Today when most people had left (at around 8 PM - the magic hour when teams are built. #note2self. I HAVE to write about this), B came up to me and asked me if I have 5 minutes to spare for A.

Now, typically I dont want to be interrupted when I am trying to write writing (there's this pitch tomorrow that I can NOT lose) but when it comes to young ones, I am little flexible.

So I gave in.

B made me sit and asked A to start. I was like, what's going to happen. I was fidgeting with my phone already and thinking of some excuse that I could make to get away from it.
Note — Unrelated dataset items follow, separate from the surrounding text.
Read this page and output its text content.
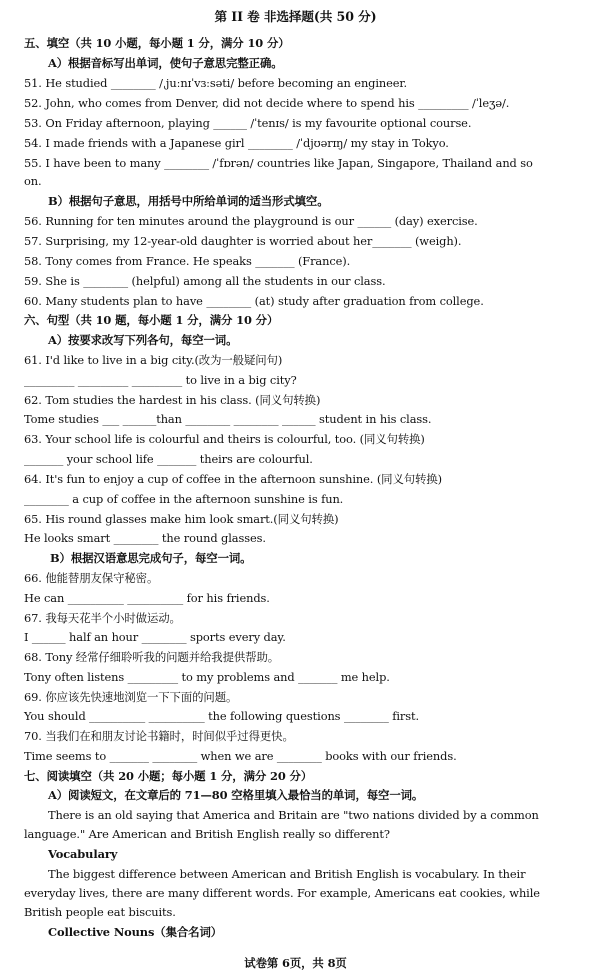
第 II 卷 非选择题(共 50 分)
五、填空（共 10 小题，每小题 1 分，满分 10 分）
A）根据音标写出单词，使句子意思完整正确。
51. He studied ________ /ˌjuːnɪˈvɜːsəti/ before becoming an engineer.
52. John, who comes from Denver, did not decide where to spend his _________ /ˈleʒə/.
53. On Friday afternoon, playing ______ /ˈtenɪs/ is my favourite optional course.
54. I made friends with a Japanese girl ________ /ˈdjʊərɪŋ/ my stay in Tokyo.
55. I have been to many ________ /ˈfɒrən/ countries like Japan, Singapore, Thailand and so
on.
B）根据句子意思，用括号中所给单词的适当形式填空。
56. Running for ten minutes around the playground is our ______ (day) exercise.
57. Surprising, my 12-year-old daughter is worried about her_______ (weigh).
58. Tony comes from France. He speaks _______ (France).
59. She is ________ (helpful) among all the students in our class.
60. Many students plan to have ________ (at) study after graduation from college.
六、句型（共 10 题，每小题 1 分，满分 10 分）
A）按要求改写下列各句，每空一词。
61. I'd like to live in a big city.(改为一般疑问句)
_________ _________ _________ to live in a big city?
62. Tom studies the hardest in his class. (同义句转换)
Tome studies ___ ______than ________ ________ ______ student in his class.
63. Your school life is colourful and theirs is colourful, too. (同义句转换)
_______ your school life _______ theirs are colourful.
64. It's fun to enjoy a cup of coffee in the afternoon sunshine. (同义句转换)
________ a cup of coffee in the afternoon sunshine is fun.
65. His round glasses make him look smart.(同义句转换)
He looks smart ________ the round glasses.
B）根据汉语意思完成句子，每空一词。
66. 他能替朋友保守秘密。
He can __________ __________ for his friends.
67. 我每天花半个小时做运动。
I ______ half an hour ________ sports every day.
68. Tony 经常仔细聆听我的问题并给我提供帮助。
Tony often listens _________ to my problems and _______ me help.
69. 你应该先快速地浏览一下下面的问题。
You should __________ __________ the following questions ________ first.
70. 当我们在和朋友讨论书籍时，时间似乎过得更快。
Time seems to _______ ________ when we are ________ books with our friends.
七、阅读填空（共 20 小题；每小题 1 分，满分 20 分）
A）阅读短文，在文章后的 71—80 空格里填入最恰当的单词，每空一词。
There is an old saying that America and Britain are "two nations divided by a common
language." Are American and British English really so different?
Vocabulary
The biggest difference between American and British English is vocabulary. In their
everyday lives, there are many different words. For example, Americans eat cookies, while
British people eat biscuits.
Collective Nouns（集合名词）
试卷第 6页，共 8页
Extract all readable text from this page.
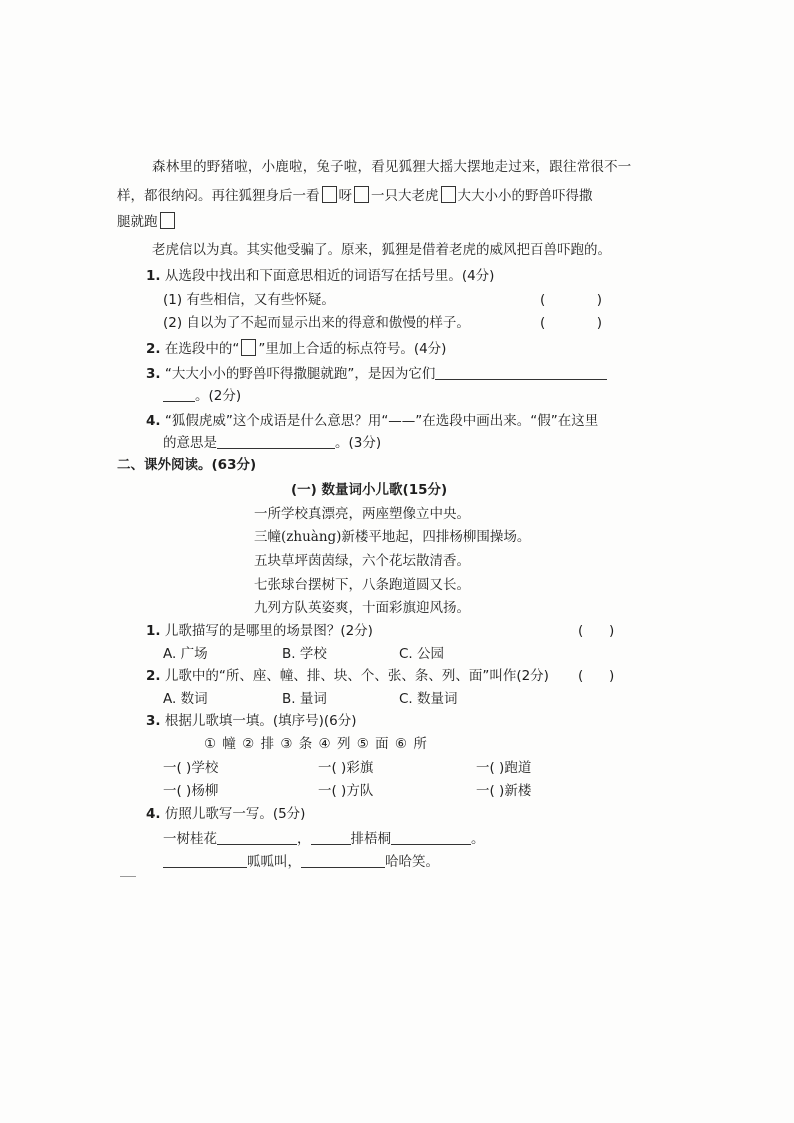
森林里的野猪啦，小鹿啦，兔子啦，看见狐狸大摇大摆地走过来，跟往常很不一
样，都很纳闷。再往狐狸身后一看 呀 一只大老虎 大大小小的野兽吓得撒
腿就跑
老虎信以为真。其实他受骗了。原来，狐狸是借着老虎的威风把百兽吓跑的。
1. 从选段中找出和下面意思相近的词语写在括号里。(4分)
(1) 有些相信，又有些怀疑。	(            )
(2) 自以为了不起而显示出来的得意和傲慢的样子。	(            )
2. 在选段中的“ ”里加上合适的标点符号。(4分)
3. “大大小小的野兽吓得撒腿就跑”，是因为它们
。(2分)
4. “狐假虎威”这个成语是什么意思？用“——”在选段中画出来。“假”在这里
的意思是	。(3分)
二、课外阅读。(63分)
(一) 数量词小儿歌(15分)
一所学校真漂亮，两座塑像立中央。
三幢(zhuàng)新楼平地起，四排杨柳围操场。
五块草坪茵茵绿，六个花坛散清香。
七张球台摆树下，八条跑道圆又长。
九列方队英姿爽，十面彩旗迎风扬。
1. 儿歌描写的是哪里的场景图？(2分)	(      )
A. 广场	B. 学校	C. 公园
2. 儿歌中的“所、座、幢、排、块、个、张、条、列、面”叫作(2分) (      )
A. 数词	B. 量词	C. 数量词
3. 根据儿歌填一填。(填序号)(6分)
① 幢 ② 排 ③ 条 ④ 列 ⑤ 面 ⑥ 所
一( )学校	一( )彩旗	一( )跑道
一( )杨柳	一( )方队	一( )新楼
4. 仿照儿歌写一写。(5分)
一树桂花	，	排梧桐	。
呱呱叫，	哈哈笑。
And just about then A started his act.

And oh my fucking God! If there is a thing called God.
He was insane.
Brilliant.
Left me in a spell. I could not think of a thing but him while he was performing.
I could not take my eyes off him!
I was mesmerised - the way I've never been.
I am lost for words. On a blog. Really!

His talent, his art, all of it belongs to the people of the world - on stage, on the screen.
Not in front of a computer paddling material to clients!
He's got a gift that needs to be showcased.
He really does.

I felt the same rush, same excitement when I first met Imtiyaz.
In Imtiyaz I saw someone who had to be on a larger platform, entertaining more people. And in A I see the same. And I am sure there are millions of people like Imtiyaz and A that need more audience. What can I do for them? 
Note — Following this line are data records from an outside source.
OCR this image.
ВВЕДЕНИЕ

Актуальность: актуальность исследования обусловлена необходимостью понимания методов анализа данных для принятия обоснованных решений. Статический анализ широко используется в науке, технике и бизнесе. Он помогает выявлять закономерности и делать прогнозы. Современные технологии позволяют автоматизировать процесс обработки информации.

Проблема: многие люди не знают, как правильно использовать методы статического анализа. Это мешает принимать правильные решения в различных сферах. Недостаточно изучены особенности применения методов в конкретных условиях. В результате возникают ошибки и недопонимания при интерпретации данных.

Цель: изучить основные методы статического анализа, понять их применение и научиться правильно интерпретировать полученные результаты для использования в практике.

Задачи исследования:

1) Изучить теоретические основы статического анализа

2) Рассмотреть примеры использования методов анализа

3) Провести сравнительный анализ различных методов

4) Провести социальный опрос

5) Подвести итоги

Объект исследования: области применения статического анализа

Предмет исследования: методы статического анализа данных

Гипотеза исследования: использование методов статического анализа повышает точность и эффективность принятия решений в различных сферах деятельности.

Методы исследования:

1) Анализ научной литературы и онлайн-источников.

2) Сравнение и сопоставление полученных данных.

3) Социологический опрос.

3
After his 5 minute performance, I started to talk to him. I had to!

Turns out he plays the guitar as well and can compose original music.
So I asked him if he could teach me and he agreed.
Yay!
But then teaching me wont help me go to a larger platform.
I need to help him find work audience.

So, I've asked him to a track for TRS. Lets see what he comes up with.

And in the end, I gave him the offer. The Offer. That I give to every deserving young person I know. That they can use me as their launchpad to do more things.
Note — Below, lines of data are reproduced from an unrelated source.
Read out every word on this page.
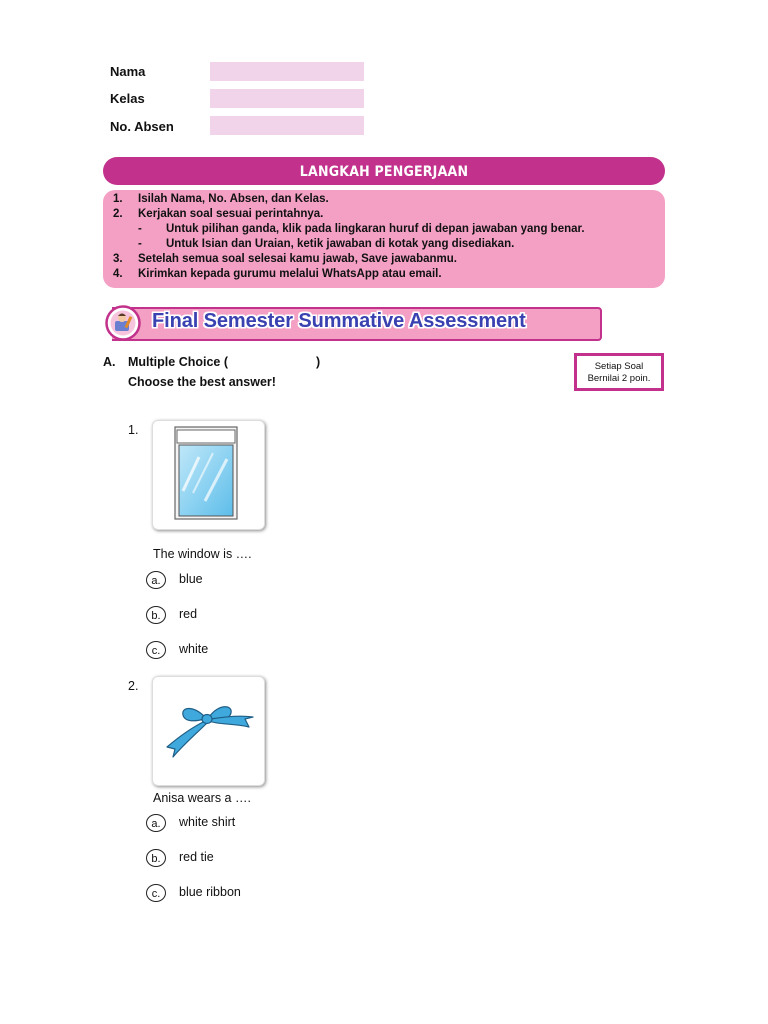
Nama
Kelas
No. Absen
LANGKAH PENGERJAAN
1.	Isilah Nama, No. Absen, dan Kelas.
2.	Kerjakan soal sesuai perintahnya.
- Untuk pilihan ganda, klik pada lingkaran huruf di depan jawaban yang benar.
- Untuk Isian dan Uraian, ketik jawaban di kotak yang disediakan.
3.	Setelah semua soal selesai kamu jawab, Save jawabanmu.
4.	Kirimkan kepada gurumu melalui WhatsApp atau email.
Final Semester Summative Assessment
A. Multiple Choice (	)
Choose the best answer!
Setiap Soal
Bernilai 2 poin.
1.
The window is ….
a.	blue
b.	red
c.	white
2.
Anisa wears a ….
a.	white shirt
b.	red tie
c.	blue ribbon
So I told him that in case he wants to put his material up on YouTube (shoot the content etc) or create a professional portfolio or something, I will support him. And then its upto his talent and luck where he reaches (in an ideal world, I dont want to let luck decide on the fate, the outcome. I have to manufacture success for my people. Need to figure out how. #note2self).

When I was with him, trying to talk to him and make him understand what I want from him, I was IN THE ZONE. The one that is increasingly hard to get into! I just need more of such days and incidents. I need to see these things through. I need to ensure that I get him where he belongs.

Just that I dont want to give him hope. I am not a great judge of talent but what I saw, I was amazed! And I am not easy to impress. So lets see what I do with him. If only I had the money. If only wishes were horses!

Coming back. Here's a question for you. 
When and what was last time you were in the zone AND you were creating something? Think and tell me. 

And if that thing that you were doing then repeats often, like clockwork and has patterns, maybe that's where your life's purpose is. That's where your Ikigai is. 

Think about it. 
And please please please do tell me. 
I would love to help you. 
Why?
Because I want to play God that's where my Ikigai is! Like I said today...

Oh, and you know the best part about this entire episode?
No. The Zone is not.
Neither is discovering my Ikigai.

The best part happened when I asked him which college he went to.
He said, Wilson.

And you know what was my first thought?
That he could help me meet Sudhakar Solomon Raj - one of those people that I am DYING to meet (read this and this about him to know more about him). I first heard about him from HV (a friend who's long deserted ghosted me after showing a lot of promise in the early days). And since then I've pestered her, tried on Facebook, wrote into him and what not. Prof has been elusive.

So, I asked A for a favour.
If any of the things that I am helping him do works out, he will help me meet Sudhakar Sir!
Yay!

They are right. Happiness does come in patches and at times when you least expect it.

Oh, the best part? 
The realisation that Universe does fucking conspire to make things happen. If you want em real bad. It really does.

Time for you to make a wish. And want it bad.
And discover your Ikigai. And lemme know if I could be of any help.

PS: I wrote on the sgEchoChamber today. Yay! So yeah, a good day for writing.